I'm supposed to take the principal branch of $\ln z$ and evaluate this integral:
$$ \oint \frac{(\ln z)^2}{z^2+1} $$
Attempt
I suppose the integral they are talking about is something like this:
The simple poles are at $z=\pm i$, and since the contour doesn't include any of them the integral is zero.

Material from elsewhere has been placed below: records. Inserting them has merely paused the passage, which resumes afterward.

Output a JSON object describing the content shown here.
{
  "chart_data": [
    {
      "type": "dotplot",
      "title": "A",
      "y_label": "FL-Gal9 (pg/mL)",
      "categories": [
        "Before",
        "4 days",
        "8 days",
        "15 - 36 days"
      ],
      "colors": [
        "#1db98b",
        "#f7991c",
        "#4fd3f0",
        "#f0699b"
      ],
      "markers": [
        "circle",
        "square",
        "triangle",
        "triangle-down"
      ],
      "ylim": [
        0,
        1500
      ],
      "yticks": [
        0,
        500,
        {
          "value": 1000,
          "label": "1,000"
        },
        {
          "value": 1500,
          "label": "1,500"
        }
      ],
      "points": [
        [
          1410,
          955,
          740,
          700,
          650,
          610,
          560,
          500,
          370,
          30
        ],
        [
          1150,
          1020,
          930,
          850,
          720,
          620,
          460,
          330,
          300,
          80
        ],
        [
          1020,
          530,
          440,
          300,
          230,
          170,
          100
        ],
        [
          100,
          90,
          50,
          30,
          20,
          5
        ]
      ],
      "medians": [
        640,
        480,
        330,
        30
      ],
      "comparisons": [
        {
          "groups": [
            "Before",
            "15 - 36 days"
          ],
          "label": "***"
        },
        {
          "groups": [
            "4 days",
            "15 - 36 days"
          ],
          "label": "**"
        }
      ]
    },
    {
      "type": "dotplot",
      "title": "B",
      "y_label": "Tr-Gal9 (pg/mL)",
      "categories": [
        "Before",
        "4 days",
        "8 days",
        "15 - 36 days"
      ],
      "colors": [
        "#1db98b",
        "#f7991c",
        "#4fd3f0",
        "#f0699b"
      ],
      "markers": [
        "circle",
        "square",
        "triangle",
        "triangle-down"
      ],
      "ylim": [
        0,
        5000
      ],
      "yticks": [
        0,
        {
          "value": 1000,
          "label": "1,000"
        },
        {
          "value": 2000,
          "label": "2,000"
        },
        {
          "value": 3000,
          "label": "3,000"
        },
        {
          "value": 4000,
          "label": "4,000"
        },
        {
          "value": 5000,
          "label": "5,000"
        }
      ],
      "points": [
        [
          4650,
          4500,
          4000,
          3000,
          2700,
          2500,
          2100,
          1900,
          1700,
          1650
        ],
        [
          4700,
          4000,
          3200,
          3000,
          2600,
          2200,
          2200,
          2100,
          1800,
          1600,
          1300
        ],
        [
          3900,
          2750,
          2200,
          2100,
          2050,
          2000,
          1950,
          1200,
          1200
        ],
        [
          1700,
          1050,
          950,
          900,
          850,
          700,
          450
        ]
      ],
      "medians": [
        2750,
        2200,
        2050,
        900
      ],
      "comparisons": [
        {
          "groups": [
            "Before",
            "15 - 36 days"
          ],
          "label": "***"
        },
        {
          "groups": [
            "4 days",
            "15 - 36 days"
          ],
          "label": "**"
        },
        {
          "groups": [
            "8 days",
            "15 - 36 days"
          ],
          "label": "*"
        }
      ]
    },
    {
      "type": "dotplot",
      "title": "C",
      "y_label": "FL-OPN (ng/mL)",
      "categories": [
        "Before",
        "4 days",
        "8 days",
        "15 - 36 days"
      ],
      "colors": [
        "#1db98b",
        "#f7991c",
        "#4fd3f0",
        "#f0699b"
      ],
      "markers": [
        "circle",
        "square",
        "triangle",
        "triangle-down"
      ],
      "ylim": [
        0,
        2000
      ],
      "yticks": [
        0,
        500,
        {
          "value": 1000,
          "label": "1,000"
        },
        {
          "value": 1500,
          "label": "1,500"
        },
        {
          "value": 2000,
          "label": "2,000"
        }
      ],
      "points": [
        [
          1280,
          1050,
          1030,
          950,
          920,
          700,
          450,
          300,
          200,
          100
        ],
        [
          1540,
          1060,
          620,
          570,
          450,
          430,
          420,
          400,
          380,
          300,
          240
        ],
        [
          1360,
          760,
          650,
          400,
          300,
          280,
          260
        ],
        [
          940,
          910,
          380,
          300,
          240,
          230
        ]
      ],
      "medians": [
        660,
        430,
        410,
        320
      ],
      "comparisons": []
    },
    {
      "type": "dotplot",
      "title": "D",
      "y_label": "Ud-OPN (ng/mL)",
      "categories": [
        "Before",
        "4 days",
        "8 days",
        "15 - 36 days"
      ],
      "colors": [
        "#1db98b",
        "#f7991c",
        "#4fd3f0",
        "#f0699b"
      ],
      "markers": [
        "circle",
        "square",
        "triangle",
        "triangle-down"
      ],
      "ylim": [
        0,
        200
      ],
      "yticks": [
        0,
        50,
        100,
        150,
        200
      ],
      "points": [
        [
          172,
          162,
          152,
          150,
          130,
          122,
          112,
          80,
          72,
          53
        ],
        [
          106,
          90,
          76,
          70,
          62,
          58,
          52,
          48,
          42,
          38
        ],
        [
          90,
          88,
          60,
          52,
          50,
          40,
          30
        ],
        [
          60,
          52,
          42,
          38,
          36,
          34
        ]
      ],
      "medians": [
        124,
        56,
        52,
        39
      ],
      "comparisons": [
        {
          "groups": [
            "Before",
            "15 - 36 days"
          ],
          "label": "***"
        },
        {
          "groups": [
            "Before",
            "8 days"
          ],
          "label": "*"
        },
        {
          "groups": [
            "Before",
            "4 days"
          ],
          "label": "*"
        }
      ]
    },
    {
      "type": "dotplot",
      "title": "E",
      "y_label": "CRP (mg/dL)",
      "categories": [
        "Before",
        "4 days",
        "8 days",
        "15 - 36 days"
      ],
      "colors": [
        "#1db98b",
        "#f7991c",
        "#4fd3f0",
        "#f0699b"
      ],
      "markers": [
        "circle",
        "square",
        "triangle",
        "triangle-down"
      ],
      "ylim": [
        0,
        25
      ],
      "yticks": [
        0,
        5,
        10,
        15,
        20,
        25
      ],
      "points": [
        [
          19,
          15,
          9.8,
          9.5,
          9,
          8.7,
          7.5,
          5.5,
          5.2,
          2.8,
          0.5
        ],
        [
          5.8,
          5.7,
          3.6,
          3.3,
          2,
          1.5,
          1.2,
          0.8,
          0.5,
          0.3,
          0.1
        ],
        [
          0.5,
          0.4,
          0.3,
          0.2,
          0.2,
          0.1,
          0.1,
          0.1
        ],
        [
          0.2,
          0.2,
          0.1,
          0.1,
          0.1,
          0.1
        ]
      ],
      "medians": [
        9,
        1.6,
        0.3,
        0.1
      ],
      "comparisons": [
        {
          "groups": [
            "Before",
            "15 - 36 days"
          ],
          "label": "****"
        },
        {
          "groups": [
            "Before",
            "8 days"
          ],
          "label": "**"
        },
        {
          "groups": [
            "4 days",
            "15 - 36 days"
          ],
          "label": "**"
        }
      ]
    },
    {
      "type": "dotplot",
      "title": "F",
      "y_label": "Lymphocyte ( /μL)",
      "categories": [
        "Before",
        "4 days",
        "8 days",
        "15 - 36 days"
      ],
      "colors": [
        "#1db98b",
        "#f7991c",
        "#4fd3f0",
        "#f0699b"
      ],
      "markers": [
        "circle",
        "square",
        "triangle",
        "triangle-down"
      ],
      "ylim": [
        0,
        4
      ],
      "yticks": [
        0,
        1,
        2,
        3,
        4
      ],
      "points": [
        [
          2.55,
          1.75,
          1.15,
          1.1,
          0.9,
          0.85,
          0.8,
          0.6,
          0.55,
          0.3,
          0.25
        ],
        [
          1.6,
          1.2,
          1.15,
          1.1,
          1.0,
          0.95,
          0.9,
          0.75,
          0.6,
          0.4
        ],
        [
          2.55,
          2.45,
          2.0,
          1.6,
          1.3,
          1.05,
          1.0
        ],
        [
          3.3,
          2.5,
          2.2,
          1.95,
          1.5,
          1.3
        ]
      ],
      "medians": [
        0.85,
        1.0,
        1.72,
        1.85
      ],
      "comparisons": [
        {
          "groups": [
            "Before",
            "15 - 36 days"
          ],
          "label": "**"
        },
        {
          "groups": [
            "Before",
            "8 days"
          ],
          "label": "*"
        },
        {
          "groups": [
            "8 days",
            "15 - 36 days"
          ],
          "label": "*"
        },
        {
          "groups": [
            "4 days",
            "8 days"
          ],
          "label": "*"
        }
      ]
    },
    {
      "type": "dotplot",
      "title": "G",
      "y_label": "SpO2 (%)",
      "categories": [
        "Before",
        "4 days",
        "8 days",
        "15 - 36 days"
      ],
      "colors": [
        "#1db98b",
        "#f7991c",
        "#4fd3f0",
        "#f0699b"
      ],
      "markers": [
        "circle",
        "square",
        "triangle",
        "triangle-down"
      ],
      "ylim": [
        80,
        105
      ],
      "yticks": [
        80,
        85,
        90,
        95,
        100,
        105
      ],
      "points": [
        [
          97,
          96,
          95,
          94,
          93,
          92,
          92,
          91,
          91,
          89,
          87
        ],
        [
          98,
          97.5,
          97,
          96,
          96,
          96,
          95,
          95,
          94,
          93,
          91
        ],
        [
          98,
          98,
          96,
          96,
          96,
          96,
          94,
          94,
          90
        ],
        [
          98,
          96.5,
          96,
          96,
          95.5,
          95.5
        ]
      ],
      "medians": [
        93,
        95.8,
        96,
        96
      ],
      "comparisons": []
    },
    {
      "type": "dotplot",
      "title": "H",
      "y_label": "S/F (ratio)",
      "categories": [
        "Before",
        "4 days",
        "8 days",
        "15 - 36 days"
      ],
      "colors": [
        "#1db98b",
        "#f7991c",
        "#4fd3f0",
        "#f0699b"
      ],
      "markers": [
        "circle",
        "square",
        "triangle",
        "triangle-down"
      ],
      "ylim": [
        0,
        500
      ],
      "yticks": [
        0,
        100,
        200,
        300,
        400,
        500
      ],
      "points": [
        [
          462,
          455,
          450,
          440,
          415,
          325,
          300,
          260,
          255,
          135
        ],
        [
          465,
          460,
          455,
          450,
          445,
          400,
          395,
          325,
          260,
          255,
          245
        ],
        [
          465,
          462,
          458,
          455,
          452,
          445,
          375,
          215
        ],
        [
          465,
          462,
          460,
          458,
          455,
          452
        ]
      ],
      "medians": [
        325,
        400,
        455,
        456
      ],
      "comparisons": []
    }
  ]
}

Then this doesn't help part (c) at all..
Along the upper half of $|z|=R$,
$$ \begin{align} \Big| \int_{C_{R}} f(z) \ dz \Big| &\le \int_{0}^{\pi} \Big| \frac{(\ln R + i \theta)^{2}}{R^{2}e^{2i \theta}+1} i Re^{i \theta} \Big| \ d \theta \\ &\le \pi R \frac{(\ln R + i \pi)^{2}}{R^{2}-1} \to 0 \ \text{as} \ R \to \infty \end{align}$$
And along the upper half of $|z|=r$,
$$ \Big| \int_{C_{r}} f(z) \ dz \Big| \le \pi r \frac{(\ln r + i \pi)^{2}}{1-r^{2}} \to 0 \ \text{as} \ r \to 0$$
So letting $R \to \infty$ and $r \to 0$,
$$ \begin{align} \int_{-\infty}^{0} \frac{(\log |x|+ i \pi)^{2}}{x^{2}+1} \ dx + \int_{0}^{\infty} \frac{\log^{2} x}{x^{2}+1} \ dx & = 2 \pi i \ \text{Res}[f(z),i] \\ &= 2 \pi i \lim_{z \to i} \frac{\log^{2} z}{z+i} \\ &= 2 \pi i \frac{(\log |i| + \frac{i \pi }{2})^{2}}{2i} \\ &= - \frac{\pi^{3}}{4} \end{align} $$
But making the substitution $u = - x$ in the first integral,
$$ \begin{align} \int_{-\infty}^{0} \frac{(\log |x|+ i \pi)^{2}}{x^{2}+1} \ dx &= \int_{0}^{\infty} \frac{(\log u + i \pi)^{2}}{u^{2}+1} \ du \\ &= \int_{0}^{\infty} \frac{\log^{2} u}{u^{2}+1} \ du + 2 \pi i \int_{0}^{\infty} \frac{\log u}{1+u^{2}} \ du - \pi^{2} \int_{0}^{\infty}\frac{1}{1+u^{2}} \ du \\ &= \int_{0}^{\infty} \frac{\log^{2} u}{u^{2}+1} \ du + 2 \pi i \int_{0}^{\infty} \frac{\log u}{1+u^{2}} \ du - \frac{\pi^{3}}{2} \end{align}$$
Therefore,
$$2 \int_{0}^{\infty} \frac{\log^{2} x}{1+x^{2}} \ dx + 2 \pi i \int_{0}^{\infty} \frac{\log x}{1+x^{2}} \ dx - \frac{\pi^{3}}{2} = - \frac{\pi^{3}}{4} $$
The final step is to equate the real parts and the imaginary parts on both sides of the equation.